Clearly, the solutions mentioned above are not easy to scale and maintain. We need some way to dynamically redirect GraphQL requests to different servers as required and control the same at individual request level. The sections below address the same problem.

Demo App

Assuming you are familiar about GraphQL basics, I’ll skip theories and jump straight into the implementation. The source code is available @git.

There are two identical GraphQL servers which holds GraphQL setup for users and accounts. Consider server1 as production server and server2 as fallback mock server. Local file system is used to store JSON files as database.

A basic react app is initialised in a separate directory demo. There is a sub-directory in demo/src with name graphql that contains all the GraphQL related files to consume data from server. It has Apollo Client instance and queries for getting users and accounts. Ignore other files for now.

The selection of different servers can be controlled at two levels:

  1. App level: An env variable API_MOCK is used to decide the value of boolean request header mock. If true, queries are sent to mock server. This approach will control all queries in the application at one place . It will take one of three possible values: ‘ON’, ‘OFF’, ‘AUTO’. The last mode will automatically redirect to the fallback server in case main server throws error.
  2. Query level: The file queryMock.js keeps key value pairs to direct any particular query to a different server. Key should exactly match the query name in schema. Value is a boolean.

Apollo-Client setup

The client is initialised with apollo-link-http custom fetch option. All the requests to GraphQL server are intercepted at this level to decide the domain dynamically based on headers or query level mocks.

Custom fetch for apollo-link-http

Custom Hook — useQueryMod

This is a wrapper on top of useLazyHook provided by Apollo. It checks environment variable API_MOCK to set query header mock. It has same interface as useLazyQuery hook and handles redirection to mock server behind the scenes. The will ease the integration with existing applications with minimal source code changes. Another benefit of using a custom hook is the ease of unit testing because we can directly mock the custom hook module using jest and there is no need to wrap the test instance in Apollo Context. It is also possible to use fetchOptions property instead of headers to set custom properties in fetch. Refer Apollo docs for more details.

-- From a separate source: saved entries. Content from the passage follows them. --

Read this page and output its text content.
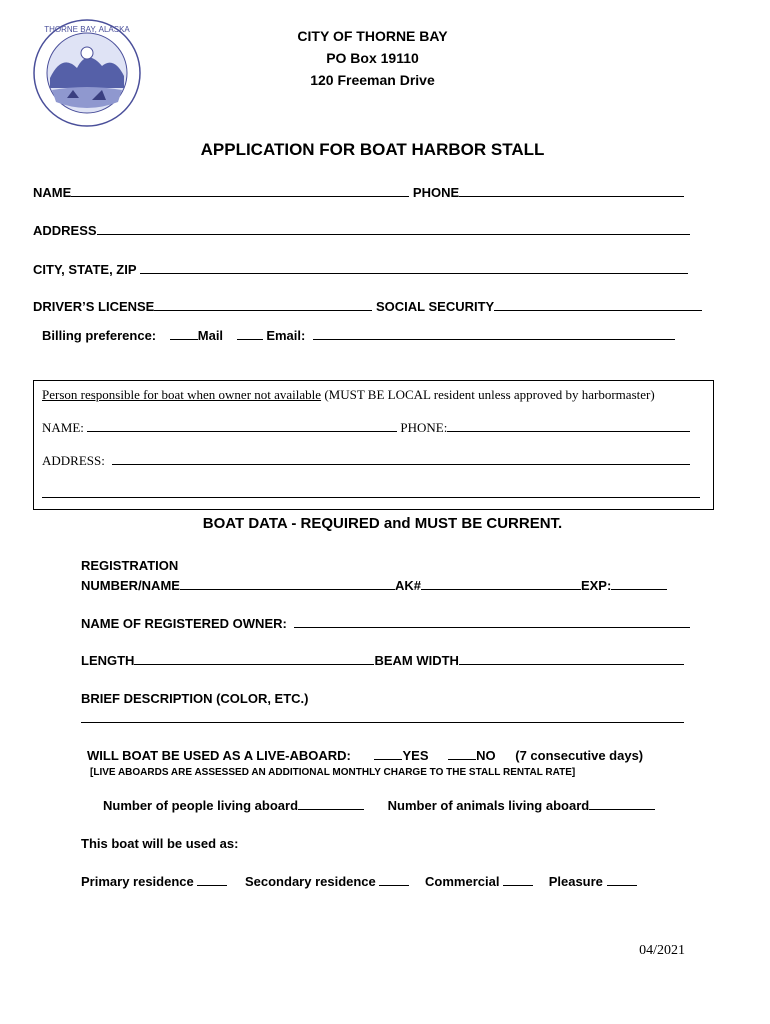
THORNE BAY, ALASKA	CITY OF THORNE BAY
PO Box 19110
120 Freeman Drive
APPLICATION FOR BOAT HARBOR STALL
NAME	PHONE
ADDRESS
CITY, STATE, ZIP
DRIVER’S LICENSE	SOCIAL SECURITY
Billing preference:	Mail	Email:
Person responsible for boat when owner not available (MUST BE LOCAL resident unless approved by harbormaster)
NAME:	PHONE:
ADDRESS:
BOAT DATA - REQUIRED and MUST BE CURRENT.
REGISTRATION
NUMBER/NAME	AK#	EXP:
NAME OF REGISTERED OWNER:
LENGTH	BEAM WIDTH
BRIEF DESCRIPTION (COLOR, ETC.)
WILL BOAT BE USED AS A LIVE-ABOARD:	YES	NO (7 consecutive days)
[LIVE ABOARDS ARE ASSESSED AN ADDITIONAL MONTHLY CHARGE TO THE STALL RENTAL RATE]
Number of people living aboard	Number of animals living aboard
This boat will be used as:
Primary residence	Secondary residence	Commercial	Pleasure
04/2021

Add custom headers in query using context option

The ability to dynamically select the server at individual query level is very powerful pattern. It gives better control over the GraphQL requests along with other benefits such as ease of unit testing. The pattern solves the problem of mocking data for development and testing environments as well as switching between different servers (e.g. prod, it, uat) in production ready applications.